A Fifth Year Senior & Greek Life Alum, Amidst the Excitement that is Recruitment
I graduated from my chapter last spring, although I am continuing on in my fifth (and final) year at the University of Nevada this fall, and I remain a decently involved student on campus.
Starting out, I never wanted to join a sorority, really I didn't want to be at Nevada at all (hard to believe now considering I use #PackPride in my speech almost as much as I do on my social media channels-but that's a whole different story).
The first week of my freshman year, much to my dismay, I went through recruitment and had to miss the first football game, thanks a lot mom.
I joined my chapter, gained sisters and friends, went through the new member process and so on and so forth. Fast forward four years to last spring when I said goodbye to my active member life.
My pledge class and I made it through a lot. The number of our class dwindled as we went along, but our core always remained in tact. How many times I thought about leaving I can't count, but the key word there is "thought." It was never an actual option. Was I extremely enthusiastic about getting involved? Not always. Was I around all the time taking advantage of events? Not really. Was I really into crafting and screaming "BIG" every chance I got? Um, not even close (although I do have the best Big ever-shoutout to you).
Sorority and Greek life never fully defined me. It was a part of my life, of course. But it was never my entire life.
I am not a crier. When my pledge class and I graduated, I think I was one of the few (pretty sure the only) person in the group that didn't cry. It wasn't because I wasn't sad, because I was. But I had it easier, I was still a student so I knew I would be around. I was also ready to move on and I could feel that it was time- c'est la vie.
Reflecting back as I see faces, new and old, embracing each other and celebrating another recruitment season, another group of new women to be welcomed into the Greek community, I can't help but think about my time in my chapter and where I am now.

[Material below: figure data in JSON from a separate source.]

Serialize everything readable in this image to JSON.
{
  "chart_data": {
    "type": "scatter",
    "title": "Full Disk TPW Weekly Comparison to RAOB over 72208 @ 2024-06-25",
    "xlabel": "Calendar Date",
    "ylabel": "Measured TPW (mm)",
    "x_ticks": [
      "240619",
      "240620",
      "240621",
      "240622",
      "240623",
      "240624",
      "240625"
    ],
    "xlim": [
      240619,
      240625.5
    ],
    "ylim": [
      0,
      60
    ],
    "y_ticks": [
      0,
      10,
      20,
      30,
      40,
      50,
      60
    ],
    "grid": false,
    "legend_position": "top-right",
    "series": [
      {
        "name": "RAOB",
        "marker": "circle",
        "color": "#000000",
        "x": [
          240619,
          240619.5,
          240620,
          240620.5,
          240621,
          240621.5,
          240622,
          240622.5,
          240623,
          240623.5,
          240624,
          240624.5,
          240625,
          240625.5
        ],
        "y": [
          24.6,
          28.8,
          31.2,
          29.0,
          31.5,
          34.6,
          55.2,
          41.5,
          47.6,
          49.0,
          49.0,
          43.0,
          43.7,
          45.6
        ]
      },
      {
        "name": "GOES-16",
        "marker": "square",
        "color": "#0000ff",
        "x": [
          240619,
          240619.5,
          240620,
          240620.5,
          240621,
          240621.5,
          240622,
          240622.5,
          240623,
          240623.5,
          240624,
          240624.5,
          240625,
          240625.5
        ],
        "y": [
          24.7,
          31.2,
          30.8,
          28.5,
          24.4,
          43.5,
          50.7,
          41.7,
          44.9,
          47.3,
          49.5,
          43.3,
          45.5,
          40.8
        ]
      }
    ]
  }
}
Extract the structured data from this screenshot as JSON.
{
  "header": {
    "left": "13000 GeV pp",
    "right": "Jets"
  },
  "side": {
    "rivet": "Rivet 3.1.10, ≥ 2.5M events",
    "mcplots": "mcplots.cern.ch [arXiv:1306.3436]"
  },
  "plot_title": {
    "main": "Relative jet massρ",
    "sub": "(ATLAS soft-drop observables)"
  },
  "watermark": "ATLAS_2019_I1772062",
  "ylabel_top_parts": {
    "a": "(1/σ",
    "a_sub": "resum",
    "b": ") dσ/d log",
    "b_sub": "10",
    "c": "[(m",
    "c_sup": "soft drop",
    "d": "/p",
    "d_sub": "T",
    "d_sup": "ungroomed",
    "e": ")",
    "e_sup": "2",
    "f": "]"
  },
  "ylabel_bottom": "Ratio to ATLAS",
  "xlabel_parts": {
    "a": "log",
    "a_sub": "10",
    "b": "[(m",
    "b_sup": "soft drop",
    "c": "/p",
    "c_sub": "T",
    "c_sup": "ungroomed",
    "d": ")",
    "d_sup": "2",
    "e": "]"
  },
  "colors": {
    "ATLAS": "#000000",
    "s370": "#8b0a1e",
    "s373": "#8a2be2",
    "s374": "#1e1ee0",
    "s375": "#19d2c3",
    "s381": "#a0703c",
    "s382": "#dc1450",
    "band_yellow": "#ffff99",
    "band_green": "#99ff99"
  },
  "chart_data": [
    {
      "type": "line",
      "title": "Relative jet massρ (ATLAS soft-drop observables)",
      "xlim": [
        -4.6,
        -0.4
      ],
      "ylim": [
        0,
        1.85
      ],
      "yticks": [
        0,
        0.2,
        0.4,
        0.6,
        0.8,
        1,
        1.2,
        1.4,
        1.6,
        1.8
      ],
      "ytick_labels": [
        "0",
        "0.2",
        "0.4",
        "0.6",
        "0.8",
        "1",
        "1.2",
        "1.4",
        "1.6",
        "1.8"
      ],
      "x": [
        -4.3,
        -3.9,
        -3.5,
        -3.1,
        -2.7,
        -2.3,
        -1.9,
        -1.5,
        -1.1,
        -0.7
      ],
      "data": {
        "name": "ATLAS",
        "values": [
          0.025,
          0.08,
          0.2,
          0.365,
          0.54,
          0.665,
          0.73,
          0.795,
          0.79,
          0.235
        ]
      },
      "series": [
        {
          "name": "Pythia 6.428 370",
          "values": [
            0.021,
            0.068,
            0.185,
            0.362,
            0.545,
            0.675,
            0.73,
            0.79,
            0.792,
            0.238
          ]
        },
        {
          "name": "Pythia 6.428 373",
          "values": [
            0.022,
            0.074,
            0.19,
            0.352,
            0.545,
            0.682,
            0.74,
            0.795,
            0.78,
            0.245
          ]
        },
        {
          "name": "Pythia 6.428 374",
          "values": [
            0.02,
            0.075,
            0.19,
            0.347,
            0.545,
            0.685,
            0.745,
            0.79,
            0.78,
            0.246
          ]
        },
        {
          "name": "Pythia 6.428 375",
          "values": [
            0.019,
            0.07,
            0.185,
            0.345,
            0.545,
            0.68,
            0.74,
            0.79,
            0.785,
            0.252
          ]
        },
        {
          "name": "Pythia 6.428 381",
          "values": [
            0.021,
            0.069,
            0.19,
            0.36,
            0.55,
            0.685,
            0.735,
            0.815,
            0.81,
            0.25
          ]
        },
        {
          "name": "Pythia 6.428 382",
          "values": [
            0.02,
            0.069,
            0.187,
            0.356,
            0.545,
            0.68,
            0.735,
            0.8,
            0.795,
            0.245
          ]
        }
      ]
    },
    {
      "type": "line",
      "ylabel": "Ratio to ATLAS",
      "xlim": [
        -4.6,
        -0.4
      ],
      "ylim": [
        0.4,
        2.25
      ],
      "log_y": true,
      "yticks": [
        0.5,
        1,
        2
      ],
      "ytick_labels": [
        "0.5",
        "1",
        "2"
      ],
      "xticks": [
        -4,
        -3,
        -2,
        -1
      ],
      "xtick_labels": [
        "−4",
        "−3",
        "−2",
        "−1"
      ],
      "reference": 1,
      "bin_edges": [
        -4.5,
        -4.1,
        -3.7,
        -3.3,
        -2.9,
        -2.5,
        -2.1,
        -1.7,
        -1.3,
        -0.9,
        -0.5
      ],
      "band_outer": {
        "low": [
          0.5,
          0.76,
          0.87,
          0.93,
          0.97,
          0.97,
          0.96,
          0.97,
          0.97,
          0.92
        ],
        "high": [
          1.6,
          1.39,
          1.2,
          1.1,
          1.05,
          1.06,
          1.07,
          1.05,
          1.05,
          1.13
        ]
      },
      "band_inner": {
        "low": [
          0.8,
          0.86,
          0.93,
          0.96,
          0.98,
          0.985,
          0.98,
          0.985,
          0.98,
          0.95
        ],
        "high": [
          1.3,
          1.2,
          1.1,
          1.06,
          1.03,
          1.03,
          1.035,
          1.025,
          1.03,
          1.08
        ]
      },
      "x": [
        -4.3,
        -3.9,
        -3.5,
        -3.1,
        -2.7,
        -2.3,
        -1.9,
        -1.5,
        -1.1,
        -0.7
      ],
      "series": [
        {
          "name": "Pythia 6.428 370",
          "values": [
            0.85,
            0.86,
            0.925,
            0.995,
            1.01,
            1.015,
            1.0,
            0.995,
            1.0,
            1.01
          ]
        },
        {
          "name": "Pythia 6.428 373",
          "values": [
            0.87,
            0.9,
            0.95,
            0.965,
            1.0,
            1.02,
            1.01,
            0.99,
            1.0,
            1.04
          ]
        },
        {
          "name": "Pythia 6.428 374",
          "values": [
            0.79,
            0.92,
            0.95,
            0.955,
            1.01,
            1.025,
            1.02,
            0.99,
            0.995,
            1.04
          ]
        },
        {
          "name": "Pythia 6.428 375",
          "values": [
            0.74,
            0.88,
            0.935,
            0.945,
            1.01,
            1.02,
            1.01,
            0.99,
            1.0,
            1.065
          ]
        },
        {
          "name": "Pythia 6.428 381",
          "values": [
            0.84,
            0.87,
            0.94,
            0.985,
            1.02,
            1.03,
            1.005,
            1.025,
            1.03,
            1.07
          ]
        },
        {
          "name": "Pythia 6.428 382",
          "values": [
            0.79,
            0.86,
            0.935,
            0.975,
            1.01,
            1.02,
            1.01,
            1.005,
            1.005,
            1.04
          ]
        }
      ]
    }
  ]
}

It's easy to "roll with it" and not understand the impact of different experiences. Whether you're involved with an organization, going to school, wrapped up in a job or living somewhere for a good amount of time, it's easy to take it for granted. It's easy to see the annoying stuff and it's easy to complain about an obligation. It takes reflection and thought to see the opportunities, to realize that every smile is a blessing and to see the beauty around you.
Looking at my experience now, I remember some stuff.
I remember the women that wanted me to represent them as a Homecoming candidate when I had no idea anyone took me seriously at all. I remember the women who believed that I could be Vice President of Programming for Panhellenic Council when I didn't think I could speak in front of two people let alone the entire Greek community. I remember the women who told me they valued my opinion during recruitment when I thought they assumed I was simply a partier and nothing more. I remember the women that taught me not to care what people think, to be confident and to follow my dreams, simply because I could. I remember the women that believed in me when I didn't. I remember the women that looked up to me while I was an active, and I remember the women who look up to me now and continue to inspire me to be better and do better every day.
So, when you look back, you won't remember the parties, the rules or the mandatory meetings. But you will remember the friends, the role models and the women that looked up to you and believed in you even when you didn't yourself.
I actually haven't really realized this until today. I never gave my chapter and the women in it enough credit. Now, when I look back and think about my experience I'll remember all those things, and know that I can do whatever is ahead of me and you can bet "KAO alum" is now in my Twitter and Instagram bios (PR nerd at heart).
You can also bet that I encourage all members-new and current, to be as involved as possible and scream "BIG" at the top of your lungs as much as you want-it is Theta for a lifetime, but I can't get away with dressing up like a Ninja Turtle for a fraternity social anymore.